Contraer matrimonio ―ojo con el verbo, hablando de la fuerza de las palabras― es, sin embargo, un acto voluntario, individual: se casa el que quiere (o así debiera ser). Se torna un poco perverso que las personas se vean obligadas a casarse para regularizar ante el Estado los derechos de sucesión patrimonial hereditaria de sus parejas o la posibilidad de acceder a los beneficios que a uno de los emparejados ofrezca alguna empresa de seguros, especialmente en lo referido a atención médica y hospitalaria.
El verdadero gran paso legislativo se daría ―y no sé por qué sospecho que no se dará nunca― cuando todos los ciudadanos, de cualquier orientación sexual, gozaran de esos derechos sin el condicionamiento de tener que registrar su unión ante notario, cual si se tratara de un negocio o una sociedad civil con afanes de lucro, lo que es ―pensándolo bien―, en definitiva, el matrimonio.
Todos debiéramos ser iguales ante la ley aunque distintos sea nuestros caminos individuales. Porque la regularidad más constante es ésa: cada uno de nosotros tiene particularidades diferentes al resto de los mortales. Que no habrá heterosexual que se respete ―supongo― preciándose de ser igual a Esteban Arce, por sólo mencionar un ejemplo muy a la mano.
Las leyes que aprueban el matrimonio entre personas del mismo sexo son un gran paso de avance en la lucha por las libertades ciudadanas. El que quiera juntarse oficialmente ―que casarnos, es decir, “poner casa”, lo hemos hecho toda la vida― ya puede hacerlo con toda la “normalidad” que asienta la legislación en la materia. Que esos matrimoniados tengan los mismos derechos que los matrimoniados heterosexuales es absolutamente justo porque lo mismo son para la ley: personas que han registrado su unión ante el Estado.
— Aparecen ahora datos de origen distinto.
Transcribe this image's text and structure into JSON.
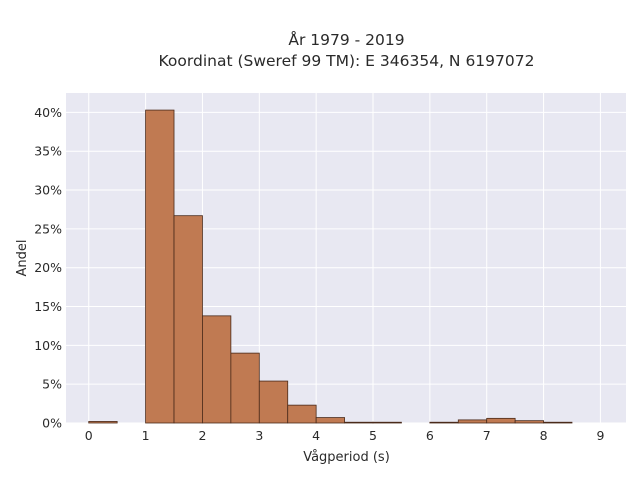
{
  "chart_data": {
    "type": "bar",
    "title_line1": "År 1979 - 2019",
    "title_line2": "Koordinat (Sweref 99 TM): E 346354, N 6197072",
    "xlabel": "Vågperiod (s)",
    "ylabel": "Andel",
    "xlim": [
      -0.4,
      9.45
    ],
    "ylim": [
      0,
      42.5
    ],
    "x_ticks": [
      "0",
      "1",
      "2",
      "3",
      "4",
      "5",
      "6",
      "7",
      "8",
      "9"
    ],
    "y_ticks": [
      "0%",
      "5%",
      "10%",
      "15%",
      "20%",
      "25%",
      "30%",
      "35%",
      "40%"
    ],
    "bin_width": 0.5,
    "bins": [
      {
        "start": 0.0,
        "value": 0.2
      },
      {
        "start": 0.5,
        "value": 0.0
      },
      {
        "start": 1.0,
        "value": 40.3
      },
      {
        "start": 1.5,
        "value": 26.7
      },
      {
        "start": 2.0,
        "value": 13.8
      },
      {
        "start": 2.5,
        "value": 9.0
      },
      {
        "start": 3.0,
        "value": 5.4
      },
      {
        "start": 3.5,
        "value": 2.3
      },
      {
        "start": 4.0,
        "value": 0.7
      },
      {
        "start": 4.5,
        "value": 0.1
      },
      {
        "start": 5.0,
        "value": 0.1
      },
      {
        "start": 5.5,
        "value": 0.0
      },
      {
        "start": 6.0,
        "value": 0.1
      },
      {
        "start": 6.5,
        "value": 0.4
      },
      {
        "start": 7.0,
        "value": 0.6
      },
      {
        "start": 7.5,
        "value": 0.3
      },
      {
        "start": 8.0,
        "value": 0.1
      }
    ],
    "bar_color": "#c07a52",
    "bar_edge_color": "#4a2a1a",
    "plot_background": "#e8e8f2",
    "grid": true
  }
}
Si miro alrededor, veo mucha gente conforme con su destino. Aunque se quejen un poquito, más o menos, cuando lo amerita, y hasta digan que no, esencialmente son felices con su circunstancia y eso es bueno. Yo sé que tendré que andar y desandar muchos caminos para saber cuál es el mío, el que acaso nunca encuentre porque soy una andariega, una buscadora, una inconforme. Ayer me decía una amiga, rememorando a un viejo poeta español, que algunos somos árboles y otros, viento. Y cada uno debe ser lo que es, aunque al otro le parezca anormal.
A lo que voy, con tanta palabrería, es a que lo únicamente “correcto” es respetar que cada uno sea quien es y dar a cada individuo el respaldo legal ―y solidario― que para ello necesite. Ser “bueno” o “malo” no debe establecerse sobre la base de comparaciones con los otros, sino con lo que somos cada uno, con lo que hemos venido a hacer. Es decir, escuchándose y respetándose a sí mismo, no resistiéndonos a lo que marca nuestra ruta, aunque no se parezca a la de los demás, aunque vaya hacia otro destino.
Que eso es un ingenuo ideal acuariano… es posible. Pero así solemos pensar los anormales y, como dijera Esteban Arce tratando de defenderse, los que pensamos diferente también tenemos derecho a expresarnos. A propósito, que lo repita despacito varias veces, a ver si se le mete en la cabeza.